ViceRaid has asked for the wisdom of the Perl Monks concerning the following question:

hello

I've got a directory full of perl scripts that declare functions. These files are loaded into a Perl app-server when it starts up, but if any of the files either have compile errors, or don't end in a true value, the app server will stop but not start => stressed developers, grumpy editors.

To avoid this unhappy scenario, I wrote a simple test script that slurps each file in turn and uses a Safe to eval the code and catch errors before someone presses the big red restart button. I used Safe rather than eval because I wanted to prepare and manage the namespace in which the files are run, and protect the test's own namespace. I trust the code, um, morally, but I'm pretty suspicious of a lot of the older code's habit of stomping around in main::.

However, I'm finding what works in Safe on my own machine (Perl 5.8.0) doesn't work on the production box (5.6.0). I'm doing something like:

#!/usr/bin/perl use Safe; use Opcode; my $code; { local $/; $code = <DATA> } my $box = Safe->new(); $box->permit(Opcode::full_opset); my $return_code = $box->reval($code); __DATA__ use strict; use vars qw($foo @bar); $foo = "Friday 13th: unlucky for some";

Though this works fine in 5.8, when I run this is 5.6, it complains that '@bar requires explicit package name'. It seems that although Safe is allowing the 'use strict' declaration, it's blocking 'use vars qw(....)'.

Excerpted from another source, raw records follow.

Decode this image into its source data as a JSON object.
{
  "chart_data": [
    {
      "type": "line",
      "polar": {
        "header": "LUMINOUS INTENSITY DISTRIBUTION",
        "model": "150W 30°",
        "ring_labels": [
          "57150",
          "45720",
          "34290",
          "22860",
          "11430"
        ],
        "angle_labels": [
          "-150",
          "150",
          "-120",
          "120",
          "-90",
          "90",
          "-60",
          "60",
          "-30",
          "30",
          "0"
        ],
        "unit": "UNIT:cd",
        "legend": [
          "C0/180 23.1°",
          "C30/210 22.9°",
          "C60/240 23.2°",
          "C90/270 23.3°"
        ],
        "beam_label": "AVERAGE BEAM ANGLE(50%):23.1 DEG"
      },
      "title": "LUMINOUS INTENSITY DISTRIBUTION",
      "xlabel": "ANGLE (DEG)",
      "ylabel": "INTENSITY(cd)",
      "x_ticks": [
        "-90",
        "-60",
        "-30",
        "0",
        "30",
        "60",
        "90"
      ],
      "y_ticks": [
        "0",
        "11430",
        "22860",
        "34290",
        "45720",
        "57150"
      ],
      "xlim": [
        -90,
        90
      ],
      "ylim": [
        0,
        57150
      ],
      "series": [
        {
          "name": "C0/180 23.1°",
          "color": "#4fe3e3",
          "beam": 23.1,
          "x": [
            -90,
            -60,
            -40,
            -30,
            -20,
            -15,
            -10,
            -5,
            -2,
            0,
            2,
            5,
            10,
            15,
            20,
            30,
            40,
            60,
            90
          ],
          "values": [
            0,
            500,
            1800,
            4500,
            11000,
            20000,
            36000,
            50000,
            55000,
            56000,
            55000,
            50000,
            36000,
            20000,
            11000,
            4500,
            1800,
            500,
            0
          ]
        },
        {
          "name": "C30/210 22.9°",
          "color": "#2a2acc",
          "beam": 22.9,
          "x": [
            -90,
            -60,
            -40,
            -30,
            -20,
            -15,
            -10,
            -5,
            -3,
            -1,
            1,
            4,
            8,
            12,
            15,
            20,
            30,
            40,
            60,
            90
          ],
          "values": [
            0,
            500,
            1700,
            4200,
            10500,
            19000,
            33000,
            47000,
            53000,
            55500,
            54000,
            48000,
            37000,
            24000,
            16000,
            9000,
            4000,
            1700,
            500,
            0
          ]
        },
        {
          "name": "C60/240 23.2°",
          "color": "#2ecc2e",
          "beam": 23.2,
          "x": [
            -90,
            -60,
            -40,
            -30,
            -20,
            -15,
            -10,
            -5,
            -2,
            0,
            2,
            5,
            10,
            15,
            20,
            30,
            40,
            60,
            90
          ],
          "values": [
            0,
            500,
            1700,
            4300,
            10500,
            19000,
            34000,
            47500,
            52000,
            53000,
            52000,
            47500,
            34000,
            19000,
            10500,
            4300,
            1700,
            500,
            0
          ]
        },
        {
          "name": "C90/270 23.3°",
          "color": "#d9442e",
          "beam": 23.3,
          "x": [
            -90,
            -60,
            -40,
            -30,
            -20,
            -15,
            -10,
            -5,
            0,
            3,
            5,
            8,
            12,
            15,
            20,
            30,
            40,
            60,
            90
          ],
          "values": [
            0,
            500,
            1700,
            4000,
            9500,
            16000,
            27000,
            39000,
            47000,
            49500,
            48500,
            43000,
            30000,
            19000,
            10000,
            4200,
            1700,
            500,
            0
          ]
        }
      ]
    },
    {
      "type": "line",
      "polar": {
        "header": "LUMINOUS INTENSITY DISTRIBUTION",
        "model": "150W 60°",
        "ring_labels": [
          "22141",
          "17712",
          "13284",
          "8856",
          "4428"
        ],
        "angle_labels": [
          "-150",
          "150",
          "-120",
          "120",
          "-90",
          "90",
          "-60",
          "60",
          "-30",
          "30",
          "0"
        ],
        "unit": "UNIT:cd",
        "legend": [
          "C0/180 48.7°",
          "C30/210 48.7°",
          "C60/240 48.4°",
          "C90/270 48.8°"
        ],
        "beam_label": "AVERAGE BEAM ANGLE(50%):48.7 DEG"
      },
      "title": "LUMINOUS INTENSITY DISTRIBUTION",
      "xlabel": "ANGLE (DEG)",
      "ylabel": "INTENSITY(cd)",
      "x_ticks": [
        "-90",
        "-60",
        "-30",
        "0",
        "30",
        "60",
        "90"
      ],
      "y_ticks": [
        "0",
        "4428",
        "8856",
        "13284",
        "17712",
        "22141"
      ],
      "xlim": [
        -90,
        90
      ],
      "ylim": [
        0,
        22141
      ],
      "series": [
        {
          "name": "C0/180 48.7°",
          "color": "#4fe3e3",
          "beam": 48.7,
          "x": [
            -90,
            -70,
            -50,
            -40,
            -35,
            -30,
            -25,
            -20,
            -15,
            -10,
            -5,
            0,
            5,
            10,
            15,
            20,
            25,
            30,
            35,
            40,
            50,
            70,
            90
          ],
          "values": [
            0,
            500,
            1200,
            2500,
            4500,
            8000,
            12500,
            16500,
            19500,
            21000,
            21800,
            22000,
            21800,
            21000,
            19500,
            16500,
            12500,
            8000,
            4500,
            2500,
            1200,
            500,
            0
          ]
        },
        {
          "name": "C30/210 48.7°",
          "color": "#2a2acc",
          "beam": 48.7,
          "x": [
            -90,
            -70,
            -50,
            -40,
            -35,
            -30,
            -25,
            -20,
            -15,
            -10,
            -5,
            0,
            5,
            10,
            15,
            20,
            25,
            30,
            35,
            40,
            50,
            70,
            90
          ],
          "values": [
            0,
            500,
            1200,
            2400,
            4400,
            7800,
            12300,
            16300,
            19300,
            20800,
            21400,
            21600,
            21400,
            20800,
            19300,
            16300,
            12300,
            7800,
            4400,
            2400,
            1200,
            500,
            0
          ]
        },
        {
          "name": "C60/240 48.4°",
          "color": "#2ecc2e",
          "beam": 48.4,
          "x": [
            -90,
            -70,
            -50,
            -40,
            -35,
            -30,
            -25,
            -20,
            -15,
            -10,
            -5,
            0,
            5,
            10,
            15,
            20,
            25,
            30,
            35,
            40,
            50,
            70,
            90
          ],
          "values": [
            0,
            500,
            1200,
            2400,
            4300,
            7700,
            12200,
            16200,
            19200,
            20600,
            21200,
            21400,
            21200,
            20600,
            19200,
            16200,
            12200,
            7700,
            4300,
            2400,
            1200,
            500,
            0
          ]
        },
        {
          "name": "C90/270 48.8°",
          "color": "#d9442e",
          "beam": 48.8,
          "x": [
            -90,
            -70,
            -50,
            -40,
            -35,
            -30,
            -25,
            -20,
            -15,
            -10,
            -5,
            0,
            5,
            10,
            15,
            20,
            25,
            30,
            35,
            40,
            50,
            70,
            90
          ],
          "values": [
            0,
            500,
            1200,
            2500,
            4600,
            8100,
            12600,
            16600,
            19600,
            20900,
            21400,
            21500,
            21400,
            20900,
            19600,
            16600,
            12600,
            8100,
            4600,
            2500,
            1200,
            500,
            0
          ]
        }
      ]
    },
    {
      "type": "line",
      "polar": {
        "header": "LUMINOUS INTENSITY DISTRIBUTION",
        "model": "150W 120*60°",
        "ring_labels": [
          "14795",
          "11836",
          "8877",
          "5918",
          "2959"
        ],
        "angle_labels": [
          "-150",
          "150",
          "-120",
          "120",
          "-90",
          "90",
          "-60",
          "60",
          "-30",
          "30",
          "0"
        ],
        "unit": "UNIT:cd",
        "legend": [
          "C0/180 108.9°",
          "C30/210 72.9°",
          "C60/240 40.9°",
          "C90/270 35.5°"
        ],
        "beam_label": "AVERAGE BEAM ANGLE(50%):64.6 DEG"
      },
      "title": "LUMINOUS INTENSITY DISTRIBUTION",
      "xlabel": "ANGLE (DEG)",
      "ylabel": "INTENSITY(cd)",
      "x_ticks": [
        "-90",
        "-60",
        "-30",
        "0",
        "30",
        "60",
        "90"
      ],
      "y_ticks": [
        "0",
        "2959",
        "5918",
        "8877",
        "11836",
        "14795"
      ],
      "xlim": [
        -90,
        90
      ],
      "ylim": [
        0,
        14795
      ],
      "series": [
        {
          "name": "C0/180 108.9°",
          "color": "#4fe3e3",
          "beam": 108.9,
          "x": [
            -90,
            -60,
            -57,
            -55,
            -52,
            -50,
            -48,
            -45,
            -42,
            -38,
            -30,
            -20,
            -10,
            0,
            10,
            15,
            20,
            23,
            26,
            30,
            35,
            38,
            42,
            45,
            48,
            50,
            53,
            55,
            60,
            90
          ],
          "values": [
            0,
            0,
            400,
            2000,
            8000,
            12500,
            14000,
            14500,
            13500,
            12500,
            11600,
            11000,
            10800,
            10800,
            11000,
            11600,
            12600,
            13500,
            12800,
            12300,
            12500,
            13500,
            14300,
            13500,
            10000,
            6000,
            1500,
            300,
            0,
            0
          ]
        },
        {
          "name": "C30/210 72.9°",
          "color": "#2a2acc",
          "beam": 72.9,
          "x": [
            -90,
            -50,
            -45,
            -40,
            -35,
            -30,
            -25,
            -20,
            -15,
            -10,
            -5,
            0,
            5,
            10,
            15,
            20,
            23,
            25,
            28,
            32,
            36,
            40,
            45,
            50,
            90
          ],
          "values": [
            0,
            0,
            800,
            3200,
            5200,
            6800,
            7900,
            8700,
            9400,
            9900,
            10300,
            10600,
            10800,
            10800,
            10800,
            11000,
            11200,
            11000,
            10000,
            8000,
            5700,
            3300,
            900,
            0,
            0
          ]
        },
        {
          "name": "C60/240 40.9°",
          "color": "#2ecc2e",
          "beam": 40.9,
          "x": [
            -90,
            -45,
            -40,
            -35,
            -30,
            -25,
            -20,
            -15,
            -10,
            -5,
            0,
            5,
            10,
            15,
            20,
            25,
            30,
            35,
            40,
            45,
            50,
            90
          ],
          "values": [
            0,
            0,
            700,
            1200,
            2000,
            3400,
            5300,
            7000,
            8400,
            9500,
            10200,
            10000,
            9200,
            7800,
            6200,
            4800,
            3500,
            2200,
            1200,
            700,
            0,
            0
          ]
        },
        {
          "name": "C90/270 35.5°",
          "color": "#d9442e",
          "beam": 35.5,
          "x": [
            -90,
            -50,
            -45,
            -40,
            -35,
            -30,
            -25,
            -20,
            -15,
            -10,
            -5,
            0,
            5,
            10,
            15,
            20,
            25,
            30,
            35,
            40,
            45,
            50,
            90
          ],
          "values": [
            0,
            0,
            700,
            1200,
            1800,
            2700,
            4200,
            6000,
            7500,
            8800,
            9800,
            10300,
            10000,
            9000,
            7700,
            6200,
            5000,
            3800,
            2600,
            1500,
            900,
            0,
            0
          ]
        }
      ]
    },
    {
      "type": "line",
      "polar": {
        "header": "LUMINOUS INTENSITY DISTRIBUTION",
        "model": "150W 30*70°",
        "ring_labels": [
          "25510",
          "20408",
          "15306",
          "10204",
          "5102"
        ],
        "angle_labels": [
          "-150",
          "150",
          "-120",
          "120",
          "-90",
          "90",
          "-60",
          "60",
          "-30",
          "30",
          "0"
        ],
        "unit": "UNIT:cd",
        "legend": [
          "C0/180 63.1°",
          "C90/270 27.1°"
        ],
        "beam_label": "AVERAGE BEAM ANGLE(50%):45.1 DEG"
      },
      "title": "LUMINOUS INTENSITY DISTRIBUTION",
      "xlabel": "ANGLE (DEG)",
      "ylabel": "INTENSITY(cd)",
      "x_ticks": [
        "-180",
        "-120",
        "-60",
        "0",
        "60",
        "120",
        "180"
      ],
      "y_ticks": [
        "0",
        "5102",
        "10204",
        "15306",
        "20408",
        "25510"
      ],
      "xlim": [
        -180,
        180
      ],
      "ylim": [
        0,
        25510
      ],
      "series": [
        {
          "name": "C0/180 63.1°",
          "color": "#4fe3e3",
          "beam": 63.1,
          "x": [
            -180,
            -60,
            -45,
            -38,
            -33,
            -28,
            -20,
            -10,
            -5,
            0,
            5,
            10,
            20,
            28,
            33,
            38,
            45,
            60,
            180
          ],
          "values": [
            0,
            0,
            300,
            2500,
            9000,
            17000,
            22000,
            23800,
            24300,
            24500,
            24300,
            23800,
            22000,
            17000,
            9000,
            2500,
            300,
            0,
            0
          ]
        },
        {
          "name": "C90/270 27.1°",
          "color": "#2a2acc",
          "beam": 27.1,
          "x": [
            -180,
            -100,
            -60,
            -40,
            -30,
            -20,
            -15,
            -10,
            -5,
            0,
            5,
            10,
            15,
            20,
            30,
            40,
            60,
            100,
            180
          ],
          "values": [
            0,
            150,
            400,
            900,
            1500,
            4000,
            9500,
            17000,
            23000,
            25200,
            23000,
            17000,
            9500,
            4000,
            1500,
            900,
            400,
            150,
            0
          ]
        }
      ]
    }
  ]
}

My petition is: how can I get round this? I don't properly understand opcodes, have I done something wrong here? Or can I run this test in a different way? I'm not averse to using eval, so long as the test can control the namespace of the tested eval, and, crucially, that I don't introduce any ordering dependency into running the tests.

With thanks
ViceRaid

Replies are listed 'Best First'.
Re: Strict, safely
by broquaint (Abbot) on Jun 13, 2003 at 09:53 UTC
    That works fine for me here (v5.6.1 built for i386-linux). Which version of Safe are you using and are you using 5.6.0 or 5.6.1 (the output of perl -v would be helpful)? This doesn't appear to be an opcode issue as Safe usually issues a ... trapped by operation mask if there's a problem with the opcodes.
    HTH

    _________
    broquaint

      No problems on:

      [alexf@localhost ~]$ perl -v This is perl, v5.8.0 built for i386-linux-thread-multi [alexf@localhost ~]$ perl -MSafe -e 'print $Safe::VERSION' 2.07

      but not happy on:

      [alexf@otherhost ~]$ perl -v This is perl, v5.6.1 built for sun4-solaris [alexf@otherhost ~]$ perl -MSafe -e 'print $Safe::VERSION' 2.06

      Thanks
      ViceRaid

Re: Strict, safely
by ViceRaid (Chaplain) on Jun 13, 2003 at 15:05 UTC

    With thanks to broquaint, it seems like it might be down to differences in the versions of Safe installed. Unfortunately, I can't seem to find the CHANGES file for Safe on CPAN to verify whether or not this is the case.

      Is this what you are looking for? Looks like the 2.09 version included a change which Made it work on 5.6 atleast, maybe even on 5.005?, so that may be what was causing your problems.

        Thanks, but not quite. I was looking for the changes between 2.06 and 2.07, as these are the versions which aren't and are working, respectively. I tried moving the newer version (2.07) onto the older, but the newer version doesn't like to play with the older version of Opcode. Thanks again for the link.